Krugler’s belief in reducing the barriers to long-term employment inspired the founding of Milwaukee JobsWork, an organization that partners with community businesses to provide training and resources to assist people who have experienced poverty and unemployment.

JobsWork prides itself on its three Hs: hope, high expectations and being holistic. This approach, Krugler said, is what sets it apart from other job training programs.

According to the website, “Milwaukee JobsWork is a collaborative of dedicated business and community leaders who offer a new pathway to alleviate chronic unemployment in our city… We’re not a job service that helps people find a job and then walks away.”

Being there for participants in the program begins long before any formal training, however. Krugler said starting with the tenet of hope reinforces the idea in participants that they are worthy of holding a job and have a purpose in the world.

“Our society tends to label people by all the things they’ve done wrong in their life, and this premise of hope is really about teaching them to separate who they are today as a human being from whatever happened to them in the past,” Krugler said. “We really emphasize that you can be somebody, and give people hope.”

In order to give participants the confidence they need to have hope and go through the training, JobsWork sets high expectations. Krugler said this is intentional and a very important part of the programming.

“We’re here to help, we’re not here to do it for you,” Krugler said. “By setting high expectations for people, that goes hand in hand with ‘We believe in you, we’re setting these high expectations because we believe you can achieve them.’”
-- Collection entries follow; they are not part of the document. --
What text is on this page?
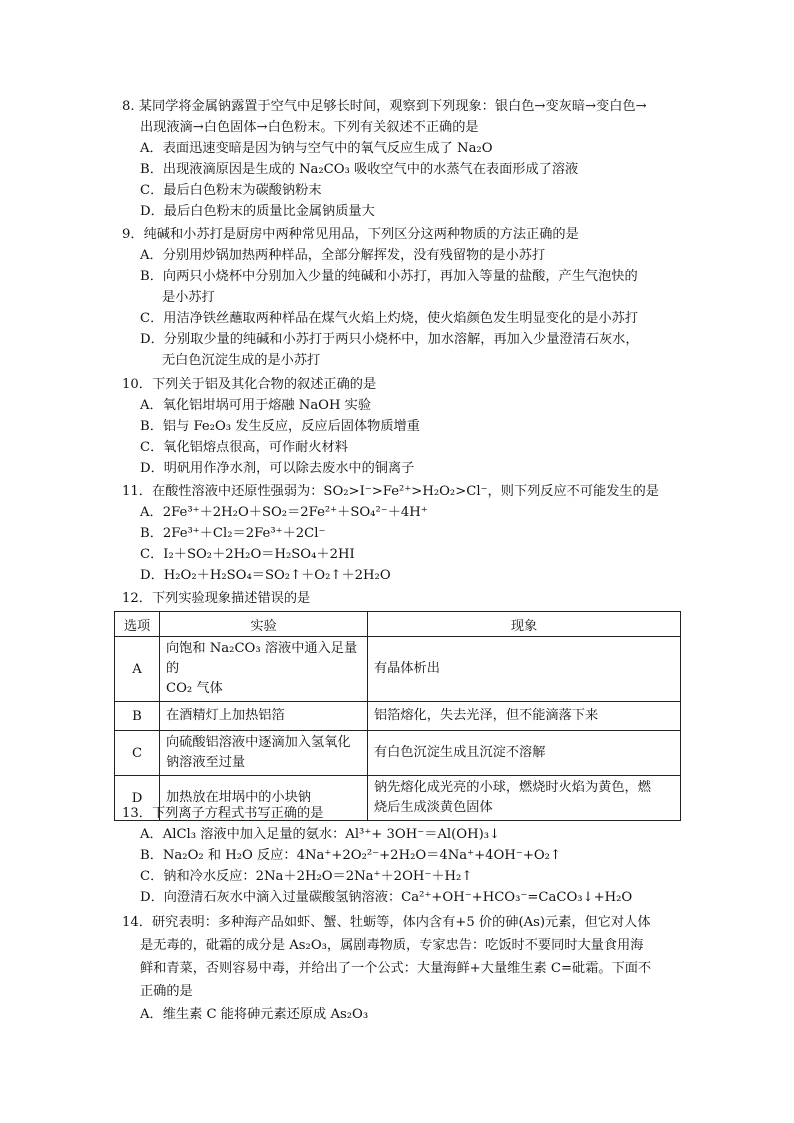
8. 某同学将金属钠露置于空气中足够长时间，观察到下列现象：银白色→变灰暗→变白色→
出现液滴→白色固体→白色粉末。下列有关叙述不正确的是
A．表面迅速变暗是因为钠与空气中的氧气反应生成了 Na₂O
B．出现液滴原因是生成的 Na₂CO₃ 吸收空气中的水蒸气在表面形成了溶液
C．最后白色粉末为碳酸钠粉末
D．最后白色粉末的质量比金属钠质量大
9．纯碱和小苏打是厨房中两种常见用品，下列区分这两种物质的方法正确的是
A．分别用炒锅加热两种样品，全部分解挥发，没有残留物的是小苏打
B．向两只小烧杯中分别加入少量的纯碱和小苏打，再加入等量的盐酸，产生气泡快的
是小苏打
C．用洁净铁丝蘸取两种样品在煤气火焰上灼烧，使火焰颜色发生明显变化的是小苏打
D．分别取少量的纯碱和小苏打于两只小烧杯中，加水溶解，再加入少量澄清石灰水，
无白色沉淀生成的是小苏打
10．下列关于铝及其化合物的叙述正确的是
A．氧化铝坩埚可用于熔融 NaOH 实验
B．铝与 Fe₂O₃ 发生反应，反应后固体物质增重
C．氧化铝熔点很高，可作耐火材料
D．明矾用作净水剂，可以除去废水中的铜离子
11．在酸性溶液中还原性强弱为：SO₂>I⁻>Fe²⁺>H₂O₂>Cl⁻，则下列反应不可能发生的是
A．2Fe³⁺＋2H₂O＋SO₂＝2Fe²⁺＋SO₄²⁻＋4H⁺
B．2Fe³⁺＋Cl₂＝2Fe³⁺＋2Cl⁻
C．I₂＋SO₂＋2H₂O＝H₂SO₄＋2HI
D．H₂O₂＋H₂SO₄＝SO₂↑＋O₂↑＋2H₂O
12．下列实验现象描述错误的是
选项	实验	现象
A	向饱和 Na₂CO₃ 溶液中通入足量的
CO₂ 气体	有晶体析出

B	在酒精灯上加热铝箔	铝箔熔化，失去光泽，但不能滴落下来

C	向硫酸铝溶液中逐滴加入氢氧化
钠溶液至过量	有白色沉淀生成且沉淀不溶解

D	加热放在坩埚中的小块钠	钠先熔化成光亮的小球，燃烧时火焰为黄色，燃
烧后生成淡黄色固体
13．下列离子方程式书写正确的是
A．AlCl₃ 溶液中加入足量的氨水：Al³⁺+ 3OH⁻＝Al(OH)₃↓
B．Na₂O₂ 和 H₂O 反应：4Na⁺+2O₂²⁻+2H₂O＝4Na⁺+4OH⁻+O₂↑
C．钠和冷水反应：2Na＋2H₂O＝2Na⁺＋2OH⁻＋H₂↑
D．向澄清石灰水中滴入过量碳酸氢钠溶液：Ca²⁺+OH⁻+HCO₃⁻=CaCO₃↓+H₂O
14．研究表明：多种海产品如虾、蟹、牡蛎等，体内含有+5 价的砷(As)元素，但它对人体
是无毒的，砒霜的成分是 As₂O₃，属剧毒物质，专家忠告：吃饭时不要同时大量食用海
鲜和青菜，否则容易中毒，并给出了一个公式：大量海鲜+大量维生素 C=砒霜。下面不
正确的是
A．维生素 C 能将砷元素还原成 As₂O₃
Jeff, a member of JobsWork who has gone through times of experiencing homelessness, spoke to how these heightened expectations allowed him to understand his potential.

“JobsWork impacted my life in a way where it gave me more confidence in myself and to never let the world put a ceiling on what I can accomplish,” Jeff said.

The holistic aspect of JobsWork is the understanding that having a job — and keeping a job — is not just a matter of applying and getting hired.

“We came to understand, people are struggling to succeed in employment because they have all these issues, challenges, barriers in their life that are standing in their way of long-term employment success,” Krugler said. “So we go deeper with the individual to really understand all the issues that they’re facing… and then we stay with them on their journey much longer.”

That journey begins with a two-week career readiness workshop that gives members a preview into what they will be learning so they can begin to build their confidence to speak about their past struggles so that they can move forward. Krugler said this is why the most important ingredient during these two weeks is trust.

“A lot of times organizations are asking questions because they want to find a reason not to work with you,” Krugler said. “So the people tend to be a little guarded about opening up about the challenges in their life, so we have to build this trust so that they can know: ‘There’s nothing you can tell us that’s going to cause us to not want to work with you.’”

All the elements of a traditional job training organization — such as mock interviews, resume building and application processes — are embedded in JobsWork. But the core of the organization is “built more on the softer side of things,” Krugler said.

“It’s about getting people to start to think about themselves differently,” Krugler said.

By the end of 2019, 189 members of JobsWork had gained employment, Jeff being one of them. He didn’t just gain a job, he started buying Christmas presents for his children, he was able to be more present in his family.

“They showed me I’m worth more than I once thought,” Jeff said.